Vogliamo un Paese per giovani, che restituisca loro speranza, sostegno e opportunità proprio nei
passaggi più importanti della vita: quelli che condizioneranno le loro scelte lavorative, affettive e familiari
e di fronte ai quali si trovano spesso soli e indietro. - Diritti e cittadinanza
Il terzo pilastro è quello dei diritti. Diritti nel vero senso della parola: come piena realizzazione delle
persone e come costruzione di una società realmente inclusiva. Diritti come percorsi di
emancipazione.
Noi crediamo che non esistano, che non debbano esistere storie o destini già scritti. Non vogliamo
che una donna debba rinunciare al proprio sviluppo professionale e personale alla nascita di una figlia o
un figlio. Non riteniamo che il futuro delle nuove generazioni debba continuare a dipendere dal luogo di
residenza.
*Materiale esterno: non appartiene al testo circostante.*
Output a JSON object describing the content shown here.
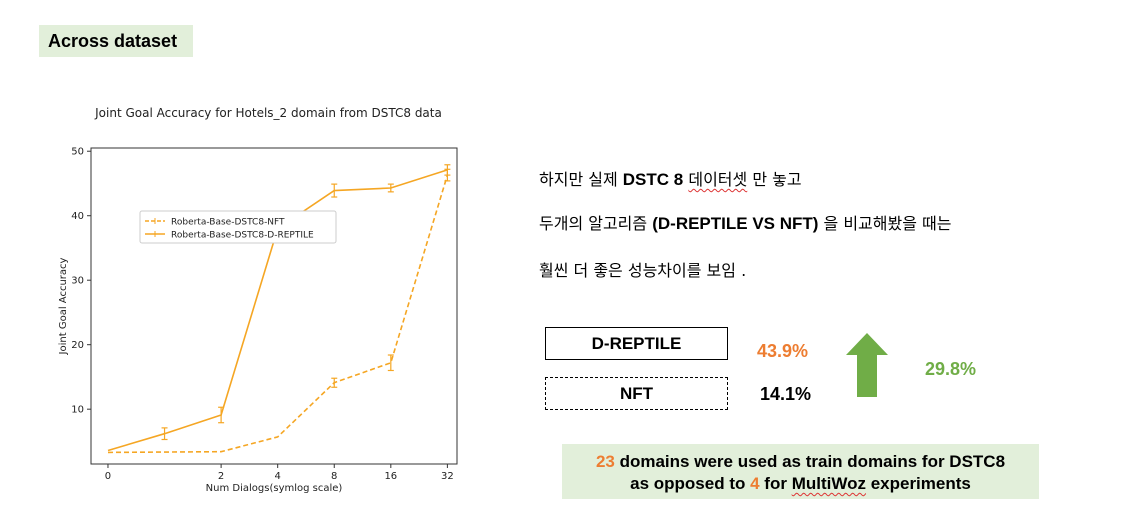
{
  "header": {
    "tag": "Across dataset"
  },
  "korean": {
    "line1": {
      "pre": "하지만 실제 ",
      "bold": "DSTC 8",
      "word": "데이터셋",
      "post": " 만 놓고"
    },
    "line2": {
      "pre": "두개의 알고리즘 ",
      "bold": "(D-REPTILE VS NFT)",
      "post": " 을 비교해봤을 때는"
    },
    "line3": "훨씬 더 좋은 성능차이를 보임 ."
  },
  "comparison": {
    "drep_label": "D-REPTILE",
    "drep_value": "43.9%",
    "nft_label": "NFT",
    "nft_value": "14.1%",
    "diff_value": "29.8%",
    "arrow_color": "#70ad47"
  },
  "note": {
    "num1": "23",
    "text1": " domains were used as train domains for DSTC8",
    "text2_pre": "as opposed to ",
    "num2": "4",
    "text2_mid": " for ",
    "word": "MultiWoz",
    "text2_post": " experiments"
  },
  "colors": {
    "accent_orange": "#ed7d31",
    "accent_green": "#70ad47",
    "box_bg": "#e2efda",
    "line": "#f5a623"
  },
  "chart_data": {
    "type": "line",
    "title": "Joint Goal Accuracy for Hotels_2 domain from DSTC8 data",
    "xlabel": "Num Dialogs(symlog scale)",
    "ylabel": "Joint Goal Accuracy",
    "x_scale": "symlog",
    "xticks": [
      0,
      2,
      4,
      8,
      16,
      32
    ],
    "xtick_labels": [
      "0",
      "2",
      "4",
      "8",
      "16",
      "32"
    ],
    "yticks": [
      10,
      20,
      30,
      40,
      50
    ],
    "ylim": [
      1.5,
      50.5
    ],
    "legend": "upper-left",
    "grid": false,
    "series": [
      {
        "name": "Roberta-Base-DSTC8-NFT",
        "style": "dashed",
        "x": [
          0,
          2,
          4,
          8,
          16,
          32
        ],
        "y": [
          3.3,
          3.4,
          5.7,
          14.1,
          17.2,
          46.3
        ],
        "err": [
          0,
          0,
          0,
          0.7,
          1.2,
          0.9
        ]
      },
      {
        "name": "Roberta-Base-DSTC8-D-REPTILE",
        "style": "solid",
        "x": [
          0,
          1,
          2,
          4,
          8,
          16,
          32
        ],
        "y": [
          3.6,
          6.2,
          9.1,
          38.0,
          43.9,
          44.3,
          47.1
        ],
        "err": [
          0,
          0.9,
          1.2,
          0,
          1.0,
          0.6,
          0.8
        ]
      }
    ]
  }
}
Rifiutiamo l’idea che ottenere la cittadinanza per chi è già Italiano a tutti gli effetti debba essere
un miraggio e l’autodeterminazione una chimera.
La costruzione di percorsi di vita pieni e appaganti, per tutte e tutti, è possibile soltanto se si ha accesso
a una scelta effettiva. Se si dimostra che nessuna persona è condannata alla solitudine,
all’incomprensione o al dolore. Un impegno da portare avanti in un costante dialogo con tutte le realtà
della nostra società: col mondo cattolico e con le diverse comunità religiose presenti nel nostro Paese,
con il variegato panorama del terzo settore e con l’associazionismo laico, con i movimenti giovanili che
negli ultimi anni sono tornati a far sentire con particolare vigore la propria voce.
Compito dello Stato è non far sentire nessuna persona invisibile, creando anzi occasioni e costruendo
mondi dove possa esserci spazio sufficiente per le necessità, le libertà e le aspirazioni di tutte e di tutti.
Come il rispetto del diritto a essere sé stessi e il diritto a non essere ostacolati o discriminati. È da
questa consapevolezza che nasce la nostra ferma intenzione di affermare il pieno riconoscimento dei
diritti civili delle persone LGBTQI+ e di approvare una nuova legge sulla cittadinanza per le
bambine e i bambini che studiano in Italia, ponendo così fine alla lunga storia di discriminazioni
dolorose e fuori dal tempo.
Vogliamo approvare una legge sul fine vita, per permettere a tutte e tutti di decidere per sé. La brusca
interruzione della legislatura, a pochi mesi dal suo naturale completamento, ha impedito di portare a
termine una serie di proposte legislative su questi temi. Da lì ripartiremo, nei prossimi cinque anni.
Vogliamo proteggere il diritto delle persone a esprimersi liberamente in uno spazio digitale sicuro.
Vogliamo che sia garantita la trasparenza sui dati e sui contenuti intermediati dalle grandi piattaforme
online. Vogliamo garantire agli utenti dei servizi digitali, nel solco delle normative europee, una piena
cittadinanza digitale, un efficace controllo dei propri dati personali, insieme a un’efficace regolazione
contro gli abusi delle applicazioni dell’intelligenza artificiale, contro le interferenze delle strategie di
disinformazione, contro forme di tracciamento e di riconoscimento biometrico o l’uso di software di
sorveglianza.
Vogliamo investire nello sport e nella cultura come strumenti in grado di creare apertura, superamento
degli stereotipi di genere, benessere condiviso, nuovi spazi di socialità e nuove occasioni di realizzazione
personale. Vogliamo costruire una nuova cultura della legalità, che faccia della lotta alle mafie e alla
criminalità organizzata una priorità.